We've seen warning signs for sheep, deer, otters, children and elderly people crossing but this sign was a first. Sadly we didn't see any pigs or piglets. 

Thursday, August 22, 2024

Orkney

We arrived in Kirkwall, Orkney on Saturday afternoon and immediately headed north to Birsay, so I could begin the Way of St Magnus pilgrimage. The weather forecast for later in the week was looking very wet and windy (this proved true). Thus began two days of lots of walking through the countryside. 








Monday was a bit different, we headed to Egilsay, the island where St Magnus was killed. It took two ferries to get there and three to get back again. 

First we went to Roussay, which supposedly has 150 ancient sites but only a couple were open to the public and they involved walking down steep paddocks, so we didn't see any.


Then another ferry to Egilsay, there are only three a day and the middle one is by booking alone as only 25 people live on the island. 

The St Mangus Church that was built when so many pilgrims started coming to the island, it's been unused for many years. 



Half the island is a bird preservation area.

The site where St Magnus was killed.


We were the only passengers from Wyre to Roussay!

I was intrigued by a tractor and trailer waiting for our first ferry. It turned out only the trailers and farmer went to Roussay, where they were met by another farmer with his own tractor.
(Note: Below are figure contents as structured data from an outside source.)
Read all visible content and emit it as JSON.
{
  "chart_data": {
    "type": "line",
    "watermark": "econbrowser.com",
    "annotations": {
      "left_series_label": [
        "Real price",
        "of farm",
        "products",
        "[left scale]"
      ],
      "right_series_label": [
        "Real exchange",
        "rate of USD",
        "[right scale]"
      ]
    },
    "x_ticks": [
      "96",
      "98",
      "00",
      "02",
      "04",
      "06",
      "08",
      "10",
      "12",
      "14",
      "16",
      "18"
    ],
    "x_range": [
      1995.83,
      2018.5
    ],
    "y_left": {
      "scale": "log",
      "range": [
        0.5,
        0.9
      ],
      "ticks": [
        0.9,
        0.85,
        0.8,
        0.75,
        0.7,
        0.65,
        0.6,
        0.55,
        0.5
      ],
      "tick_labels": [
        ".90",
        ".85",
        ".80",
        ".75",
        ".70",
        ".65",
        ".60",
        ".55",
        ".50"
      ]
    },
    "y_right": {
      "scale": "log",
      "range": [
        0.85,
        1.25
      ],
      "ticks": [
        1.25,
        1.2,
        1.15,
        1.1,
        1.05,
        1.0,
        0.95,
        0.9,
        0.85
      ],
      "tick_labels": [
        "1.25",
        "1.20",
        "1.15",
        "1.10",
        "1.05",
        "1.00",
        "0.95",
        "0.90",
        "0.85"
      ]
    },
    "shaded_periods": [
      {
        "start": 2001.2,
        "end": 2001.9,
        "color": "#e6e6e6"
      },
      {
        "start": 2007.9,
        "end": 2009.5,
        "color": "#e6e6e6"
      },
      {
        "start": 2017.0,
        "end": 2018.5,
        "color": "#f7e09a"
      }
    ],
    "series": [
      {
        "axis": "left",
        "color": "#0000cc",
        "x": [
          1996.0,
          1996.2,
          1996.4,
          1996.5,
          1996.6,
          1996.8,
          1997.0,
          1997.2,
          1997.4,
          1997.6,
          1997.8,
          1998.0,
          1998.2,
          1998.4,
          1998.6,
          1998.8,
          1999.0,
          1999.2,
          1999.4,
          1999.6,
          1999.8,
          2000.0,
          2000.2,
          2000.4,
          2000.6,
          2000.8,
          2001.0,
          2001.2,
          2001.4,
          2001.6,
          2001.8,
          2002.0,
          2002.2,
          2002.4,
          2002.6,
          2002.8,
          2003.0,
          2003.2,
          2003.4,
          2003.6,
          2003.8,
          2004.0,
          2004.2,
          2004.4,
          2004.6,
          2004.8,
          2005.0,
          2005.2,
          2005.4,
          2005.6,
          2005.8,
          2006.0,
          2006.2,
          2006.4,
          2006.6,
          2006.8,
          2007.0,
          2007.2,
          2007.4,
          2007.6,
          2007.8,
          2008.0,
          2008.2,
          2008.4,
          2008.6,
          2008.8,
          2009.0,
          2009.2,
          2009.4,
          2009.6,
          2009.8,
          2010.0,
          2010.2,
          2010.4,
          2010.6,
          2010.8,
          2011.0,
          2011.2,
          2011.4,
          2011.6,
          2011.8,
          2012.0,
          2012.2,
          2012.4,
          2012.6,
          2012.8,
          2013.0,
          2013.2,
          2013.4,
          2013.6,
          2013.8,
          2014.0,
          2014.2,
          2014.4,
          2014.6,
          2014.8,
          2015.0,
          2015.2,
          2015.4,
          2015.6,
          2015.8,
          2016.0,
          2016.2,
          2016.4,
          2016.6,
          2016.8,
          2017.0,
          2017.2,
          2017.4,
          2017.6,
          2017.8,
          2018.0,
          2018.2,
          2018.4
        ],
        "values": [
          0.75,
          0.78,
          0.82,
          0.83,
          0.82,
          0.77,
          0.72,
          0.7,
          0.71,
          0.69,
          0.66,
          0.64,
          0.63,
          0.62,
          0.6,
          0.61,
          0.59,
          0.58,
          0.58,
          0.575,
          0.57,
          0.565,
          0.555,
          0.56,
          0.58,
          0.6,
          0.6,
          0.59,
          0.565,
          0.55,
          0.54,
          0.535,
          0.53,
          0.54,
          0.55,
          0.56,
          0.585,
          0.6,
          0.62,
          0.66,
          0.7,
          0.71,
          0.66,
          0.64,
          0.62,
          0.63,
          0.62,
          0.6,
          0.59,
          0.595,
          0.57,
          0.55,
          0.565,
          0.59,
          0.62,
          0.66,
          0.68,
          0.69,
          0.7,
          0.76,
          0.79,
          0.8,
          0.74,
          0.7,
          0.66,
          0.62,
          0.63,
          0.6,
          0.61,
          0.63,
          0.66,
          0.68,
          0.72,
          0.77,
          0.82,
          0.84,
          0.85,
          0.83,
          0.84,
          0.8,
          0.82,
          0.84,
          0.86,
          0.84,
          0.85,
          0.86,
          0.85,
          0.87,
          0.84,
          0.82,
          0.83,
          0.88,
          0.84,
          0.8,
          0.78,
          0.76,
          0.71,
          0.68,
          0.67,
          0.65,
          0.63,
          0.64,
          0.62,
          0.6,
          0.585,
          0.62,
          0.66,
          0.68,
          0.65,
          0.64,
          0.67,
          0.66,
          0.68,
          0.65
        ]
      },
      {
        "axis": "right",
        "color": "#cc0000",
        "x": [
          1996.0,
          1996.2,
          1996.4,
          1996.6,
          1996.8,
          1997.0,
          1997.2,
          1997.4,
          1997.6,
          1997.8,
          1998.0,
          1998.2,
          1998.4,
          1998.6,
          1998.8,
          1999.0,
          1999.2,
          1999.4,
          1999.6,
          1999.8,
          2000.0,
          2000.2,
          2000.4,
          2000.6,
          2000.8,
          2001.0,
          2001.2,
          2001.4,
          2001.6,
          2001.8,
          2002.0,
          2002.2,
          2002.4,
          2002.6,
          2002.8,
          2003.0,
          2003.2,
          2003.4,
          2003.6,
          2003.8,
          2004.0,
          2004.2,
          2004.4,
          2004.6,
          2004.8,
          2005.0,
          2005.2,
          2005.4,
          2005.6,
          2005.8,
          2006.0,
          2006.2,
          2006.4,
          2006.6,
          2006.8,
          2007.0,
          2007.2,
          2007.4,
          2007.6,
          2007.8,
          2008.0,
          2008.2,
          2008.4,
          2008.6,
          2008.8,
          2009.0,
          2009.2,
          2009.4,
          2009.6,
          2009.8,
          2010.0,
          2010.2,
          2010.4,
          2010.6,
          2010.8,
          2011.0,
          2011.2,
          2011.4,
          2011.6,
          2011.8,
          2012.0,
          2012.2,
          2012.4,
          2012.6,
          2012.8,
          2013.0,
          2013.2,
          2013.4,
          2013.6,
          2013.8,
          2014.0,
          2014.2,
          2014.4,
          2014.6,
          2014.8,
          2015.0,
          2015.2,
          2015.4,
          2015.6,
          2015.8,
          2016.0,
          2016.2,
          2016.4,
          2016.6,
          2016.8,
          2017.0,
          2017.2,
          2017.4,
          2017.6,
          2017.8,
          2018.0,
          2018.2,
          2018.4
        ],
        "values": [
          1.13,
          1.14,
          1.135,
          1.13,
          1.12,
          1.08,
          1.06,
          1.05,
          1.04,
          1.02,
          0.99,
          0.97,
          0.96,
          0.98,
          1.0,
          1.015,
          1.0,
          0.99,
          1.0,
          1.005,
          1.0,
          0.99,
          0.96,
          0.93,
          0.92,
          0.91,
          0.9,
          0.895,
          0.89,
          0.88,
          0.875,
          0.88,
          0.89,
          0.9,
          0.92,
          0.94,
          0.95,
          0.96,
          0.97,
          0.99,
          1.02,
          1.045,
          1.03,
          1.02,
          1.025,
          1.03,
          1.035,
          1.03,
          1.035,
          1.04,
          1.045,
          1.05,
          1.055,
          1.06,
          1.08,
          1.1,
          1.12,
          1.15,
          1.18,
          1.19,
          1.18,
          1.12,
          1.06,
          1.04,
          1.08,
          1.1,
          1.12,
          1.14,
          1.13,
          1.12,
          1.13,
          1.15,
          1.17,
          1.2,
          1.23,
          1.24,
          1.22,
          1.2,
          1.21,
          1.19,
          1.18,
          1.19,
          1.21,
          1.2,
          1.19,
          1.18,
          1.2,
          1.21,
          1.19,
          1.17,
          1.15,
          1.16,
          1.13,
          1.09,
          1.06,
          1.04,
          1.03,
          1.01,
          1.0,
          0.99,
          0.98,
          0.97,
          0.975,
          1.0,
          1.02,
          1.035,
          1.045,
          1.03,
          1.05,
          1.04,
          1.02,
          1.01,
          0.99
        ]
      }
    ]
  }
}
The process was reversed when we went back, so I had a chat to the farmer and found out he'd been dipping sheep for the day. He was happy to answer my questions about farming on Orkney. Cattle are kept in barns for eight months of the year, so different to Australian farming.


Tuesday I concluded my pilgrimage by walking to the St Magnus Cathedral, where the bones of St Magnus are. They also show a short film about his story and how it came to be built. 

Heather fields have been a feature of our travels in Shetland and Orkney, often it's on top of peat.

Seals!




Wednesday was about exploring the south of the main island. I was very impressed by The Italian Chapel, built by Italian prisoners of war, using recycled materials. 




The main work of the Italian prisoners of war was to make the Churchill Barriers, to protect the British fleet during WW2. As well as creating a barrier against submarine attack, they also provided roads to connect the islands to the mainland.

Thursday was all about neolithic sites (and extremely strong wind). I thoroughly recommend Historic Scotland's free ranger talks, both one hour talks I went to were exemplary. 

Stones of Stennes

Skarra Brae, it was incredibly windy (32 miles per hour was recorded whilst I was there). They closed the site just after I left, as they feared people might fall into the ruins. 



The Ring of Brodgar.

Tonight we sleep on a ferry as we're heading to mainland Scotland.